Ali Bey was not a man to quail before anything another man could face; but here was a phenomenon to stop the pulsation of the stoutest heart. A burning jewel, not in the palsied hand of a decrepit dotard, but in the hold of one in the prime of manhood, who resembled the other as closely as a heifer does its dam. Who was he? A son of the former? Or had there occurred the miracle of instantaneous rejuvenescence? Or was it Satan bent on some diabolical performance?—“Man or demon, good or evil power, whoever thou art, I demand of thee in Allah’s name to unfold thy mystery to me. Art thou he whom I saved from the fury of the elements? He was nearer a hundred than thirty years; nearer death than life. Thou lookest like him, but couldst be his grandchild as to age and vigor. Art thou and he the same? Or art thou an illusion—peradventure the spirit of this mountain? If thou art a spirit, thou knowest who I am; if thou art human I charge thee to speak to Ali Bey, the Sheykh el-Beled of Egypt, who is waiting for assistance to defeat the conspiracies of his enemies,” spoke Ali with the firmness of despair.

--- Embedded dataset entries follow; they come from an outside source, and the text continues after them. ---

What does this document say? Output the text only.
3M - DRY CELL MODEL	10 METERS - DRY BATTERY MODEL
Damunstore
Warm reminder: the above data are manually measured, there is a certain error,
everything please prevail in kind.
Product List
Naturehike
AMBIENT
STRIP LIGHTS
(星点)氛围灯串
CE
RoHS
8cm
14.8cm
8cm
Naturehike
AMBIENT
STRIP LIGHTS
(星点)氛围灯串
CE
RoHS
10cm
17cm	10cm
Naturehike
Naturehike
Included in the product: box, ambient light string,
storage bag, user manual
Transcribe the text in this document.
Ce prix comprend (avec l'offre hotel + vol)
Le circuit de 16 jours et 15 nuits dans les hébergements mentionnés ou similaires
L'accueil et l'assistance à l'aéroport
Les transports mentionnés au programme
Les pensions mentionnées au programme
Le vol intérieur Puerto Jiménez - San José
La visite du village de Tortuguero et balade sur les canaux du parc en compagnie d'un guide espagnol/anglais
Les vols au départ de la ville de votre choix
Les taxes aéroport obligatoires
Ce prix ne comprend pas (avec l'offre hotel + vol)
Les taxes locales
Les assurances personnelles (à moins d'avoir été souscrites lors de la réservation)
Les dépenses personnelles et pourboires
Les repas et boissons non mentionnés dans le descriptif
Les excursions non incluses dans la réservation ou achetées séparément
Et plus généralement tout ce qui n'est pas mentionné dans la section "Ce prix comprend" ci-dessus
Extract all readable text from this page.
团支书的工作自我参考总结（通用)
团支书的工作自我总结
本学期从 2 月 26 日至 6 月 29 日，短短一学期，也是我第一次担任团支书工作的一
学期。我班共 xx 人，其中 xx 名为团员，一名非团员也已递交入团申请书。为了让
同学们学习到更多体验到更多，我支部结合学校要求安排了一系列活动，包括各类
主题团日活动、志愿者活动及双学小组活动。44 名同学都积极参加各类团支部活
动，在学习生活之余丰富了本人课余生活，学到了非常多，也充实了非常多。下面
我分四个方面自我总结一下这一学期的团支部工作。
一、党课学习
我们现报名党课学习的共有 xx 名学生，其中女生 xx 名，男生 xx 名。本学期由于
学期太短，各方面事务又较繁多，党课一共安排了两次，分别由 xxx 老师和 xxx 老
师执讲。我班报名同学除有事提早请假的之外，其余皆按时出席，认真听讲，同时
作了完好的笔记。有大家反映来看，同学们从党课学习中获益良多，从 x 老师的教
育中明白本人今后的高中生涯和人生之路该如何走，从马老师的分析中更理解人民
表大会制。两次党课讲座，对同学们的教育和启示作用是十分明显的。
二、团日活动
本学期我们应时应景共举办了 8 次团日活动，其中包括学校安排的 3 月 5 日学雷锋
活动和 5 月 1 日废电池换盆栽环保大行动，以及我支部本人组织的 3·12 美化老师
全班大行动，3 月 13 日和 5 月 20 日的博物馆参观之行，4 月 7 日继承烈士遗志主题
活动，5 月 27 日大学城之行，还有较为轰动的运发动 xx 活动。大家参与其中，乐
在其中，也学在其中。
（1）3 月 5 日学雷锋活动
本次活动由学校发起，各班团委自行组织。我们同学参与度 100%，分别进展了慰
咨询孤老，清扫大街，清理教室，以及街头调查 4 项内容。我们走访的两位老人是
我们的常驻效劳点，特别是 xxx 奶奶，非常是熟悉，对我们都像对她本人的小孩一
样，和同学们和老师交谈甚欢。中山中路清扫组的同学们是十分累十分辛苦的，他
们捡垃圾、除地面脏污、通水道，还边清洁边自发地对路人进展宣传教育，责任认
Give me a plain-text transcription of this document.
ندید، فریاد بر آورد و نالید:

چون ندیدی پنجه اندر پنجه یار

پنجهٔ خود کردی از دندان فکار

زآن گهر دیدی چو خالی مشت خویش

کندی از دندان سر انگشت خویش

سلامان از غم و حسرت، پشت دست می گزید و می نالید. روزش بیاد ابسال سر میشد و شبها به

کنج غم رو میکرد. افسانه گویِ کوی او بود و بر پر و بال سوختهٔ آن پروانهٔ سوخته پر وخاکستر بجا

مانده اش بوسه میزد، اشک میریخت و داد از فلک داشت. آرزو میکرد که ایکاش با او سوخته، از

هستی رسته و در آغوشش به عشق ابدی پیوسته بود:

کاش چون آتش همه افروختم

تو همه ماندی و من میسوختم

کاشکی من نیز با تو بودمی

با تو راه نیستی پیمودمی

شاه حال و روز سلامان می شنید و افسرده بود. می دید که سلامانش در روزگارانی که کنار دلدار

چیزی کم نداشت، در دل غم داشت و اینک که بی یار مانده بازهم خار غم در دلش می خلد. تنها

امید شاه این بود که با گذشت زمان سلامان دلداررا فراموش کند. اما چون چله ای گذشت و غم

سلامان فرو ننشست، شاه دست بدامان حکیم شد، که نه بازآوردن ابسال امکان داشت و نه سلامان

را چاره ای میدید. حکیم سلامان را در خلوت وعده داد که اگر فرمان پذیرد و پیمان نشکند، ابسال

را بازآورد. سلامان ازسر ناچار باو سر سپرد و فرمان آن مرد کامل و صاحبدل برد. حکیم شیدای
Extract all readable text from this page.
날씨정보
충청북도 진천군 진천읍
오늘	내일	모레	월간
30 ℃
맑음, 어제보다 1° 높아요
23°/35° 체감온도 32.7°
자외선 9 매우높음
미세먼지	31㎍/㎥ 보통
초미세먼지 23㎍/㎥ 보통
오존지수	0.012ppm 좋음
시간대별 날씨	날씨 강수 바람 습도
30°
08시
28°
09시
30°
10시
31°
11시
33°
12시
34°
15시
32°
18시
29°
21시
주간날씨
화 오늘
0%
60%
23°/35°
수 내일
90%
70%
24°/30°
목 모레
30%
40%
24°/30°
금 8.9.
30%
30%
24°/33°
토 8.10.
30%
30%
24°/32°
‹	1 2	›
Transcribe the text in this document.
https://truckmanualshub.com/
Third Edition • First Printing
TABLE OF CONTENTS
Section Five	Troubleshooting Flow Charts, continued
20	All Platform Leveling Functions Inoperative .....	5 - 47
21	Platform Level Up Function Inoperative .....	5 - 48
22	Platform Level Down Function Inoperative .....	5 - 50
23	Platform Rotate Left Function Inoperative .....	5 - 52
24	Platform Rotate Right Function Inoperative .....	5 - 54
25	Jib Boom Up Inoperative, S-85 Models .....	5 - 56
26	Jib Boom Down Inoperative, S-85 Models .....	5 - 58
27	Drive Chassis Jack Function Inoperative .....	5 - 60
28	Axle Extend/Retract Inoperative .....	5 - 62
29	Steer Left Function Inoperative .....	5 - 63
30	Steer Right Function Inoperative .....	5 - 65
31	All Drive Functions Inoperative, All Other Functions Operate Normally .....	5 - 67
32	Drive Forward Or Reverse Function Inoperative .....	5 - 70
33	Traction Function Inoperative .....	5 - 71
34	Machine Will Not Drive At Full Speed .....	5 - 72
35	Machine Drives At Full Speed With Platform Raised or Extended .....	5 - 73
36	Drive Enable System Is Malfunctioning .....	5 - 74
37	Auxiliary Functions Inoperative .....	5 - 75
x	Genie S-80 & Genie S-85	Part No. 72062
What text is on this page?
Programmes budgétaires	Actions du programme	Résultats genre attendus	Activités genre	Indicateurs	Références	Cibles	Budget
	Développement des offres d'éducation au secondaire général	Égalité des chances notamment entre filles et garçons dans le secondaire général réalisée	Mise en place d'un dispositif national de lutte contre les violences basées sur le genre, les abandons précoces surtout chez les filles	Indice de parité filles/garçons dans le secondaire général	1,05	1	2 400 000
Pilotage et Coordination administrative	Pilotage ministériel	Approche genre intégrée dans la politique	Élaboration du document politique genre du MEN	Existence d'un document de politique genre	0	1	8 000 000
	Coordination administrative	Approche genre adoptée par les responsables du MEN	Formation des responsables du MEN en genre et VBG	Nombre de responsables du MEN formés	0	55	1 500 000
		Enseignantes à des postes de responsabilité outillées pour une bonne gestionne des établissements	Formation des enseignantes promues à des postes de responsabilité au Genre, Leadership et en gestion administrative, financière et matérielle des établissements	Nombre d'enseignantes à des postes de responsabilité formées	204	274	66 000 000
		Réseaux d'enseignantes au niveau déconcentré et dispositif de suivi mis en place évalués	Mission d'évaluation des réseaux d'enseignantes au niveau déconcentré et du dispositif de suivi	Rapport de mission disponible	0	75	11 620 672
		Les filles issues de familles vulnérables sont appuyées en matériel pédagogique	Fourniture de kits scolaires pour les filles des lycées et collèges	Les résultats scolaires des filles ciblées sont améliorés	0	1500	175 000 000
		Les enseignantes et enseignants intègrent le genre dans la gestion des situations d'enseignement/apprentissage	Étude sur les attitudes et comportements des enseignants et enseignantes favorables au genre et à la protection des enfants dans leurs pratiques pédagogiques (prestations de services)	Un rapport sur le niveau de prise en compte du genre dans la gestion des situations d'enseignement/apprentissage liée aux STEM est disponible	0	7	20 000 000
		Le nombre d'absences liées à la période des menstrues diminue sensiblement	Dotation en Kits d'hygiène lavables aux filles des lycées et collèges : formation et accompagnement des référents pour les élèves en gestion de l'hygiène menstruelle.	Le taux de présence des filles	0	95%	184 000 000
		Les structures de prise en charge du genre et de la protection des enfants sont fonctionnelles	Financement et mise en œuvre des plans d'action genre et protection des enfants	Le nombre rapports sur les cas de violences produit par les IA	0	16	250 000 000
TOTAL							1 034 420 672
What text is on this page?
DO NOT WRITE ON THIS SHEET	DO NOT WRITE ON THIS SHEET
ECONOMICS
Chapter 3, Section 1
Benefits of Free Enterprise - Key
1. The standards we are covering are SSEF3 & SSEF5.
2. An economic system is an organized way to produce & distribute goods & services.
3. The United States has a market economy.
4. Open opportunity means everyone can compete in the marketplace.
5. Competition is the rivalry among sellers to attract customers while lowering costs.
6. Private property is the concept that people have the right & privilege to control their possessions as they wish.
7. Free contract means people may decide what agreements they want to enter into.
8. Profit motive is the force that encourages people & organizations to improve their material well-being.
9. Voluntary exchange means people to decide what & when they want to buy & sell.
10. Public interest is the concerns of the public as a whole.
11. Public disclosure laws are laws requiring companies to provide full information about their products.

“Sheykh el-Beled,” answered the one spoken to in a tone as changed as his form, “there is less of spirit in me than in thee, yet am I less human than man ever was, deathless yet mortal, tossed about on the ocean of time from age to age, century to century, cycle to cycle, millennium to millennium; denied the peace of soul, the comfort of hope, the blessing of prayer, the nepenthe of oblivion, yea, the rest of the grave. Tremble not at the sound of my name. I am Al Zameri, the accursed roamer of the times, doomed since the making of the golden calf to begin, rejuvenated after a lapse of every hundred years, anew my unblest career—homeless, godless, hopeless, shunned, feared and hated!”